Building TinyCodeRAG Step-by-Step: A Lightweight Code Knowledge Base Solution
In the previous article, we broke down the core components of RAG systems. Today, let's do something even cooler—personally build a TinyCodeRAG optimized specifically for code!
💡 Quick primer: RAG (Retrieval-Augmented Generation) technology effectively alleviates the "hallucination" problem of large models by combining external knowledge bases with AI generation capabilities.
You might wonder: "With TinyRAG already excellent, why reinvent the wheel?" Two reasons:
First, reinventing the wheel is the most solid learning path.
Second, in the process of reinventing the wheel, you can find ways to make it look better—a creative process that's truly refreshing.

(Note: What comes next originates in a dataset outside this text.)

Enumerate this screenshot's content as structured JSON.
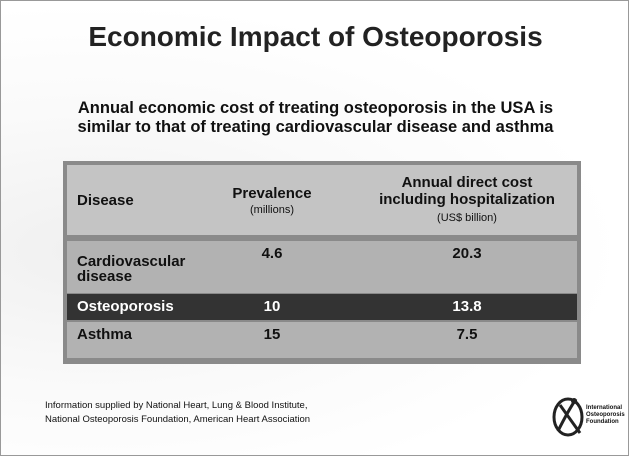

Thus, TinyCodeRAG was born! It brings four core upgrades: ✅ Intelligent code chunking: specifically parses code data structures to build precise vector sets ✅ Ready to use: provides test API keys (I'll renew them periodically after use) ✅ Modular testing: each component has independent test cases ✅ Optimized conversation experience: full support for multi-turn contextual conversations
Less talk, let's get moving!
0. Project File Overview 🗂
First, a quick overview of the project structure (full code is open source): (https://github.com/codemilestones/TinyCodeRAG)
TinyCodeRAG
├── RAG
│ ├── embeddings.py # Vectorization functionality wrapper
│ ├── chunker_text.py # General text splitter
│ ├── chunker_code.py # Dedicated code splitter 👈 Key innovation!
│ ├── vector_base.py # Lightweight vector database
│ ├── llm.py # LLM interface wrapper
│ ├── test_*.py # Module test scripts (4 total)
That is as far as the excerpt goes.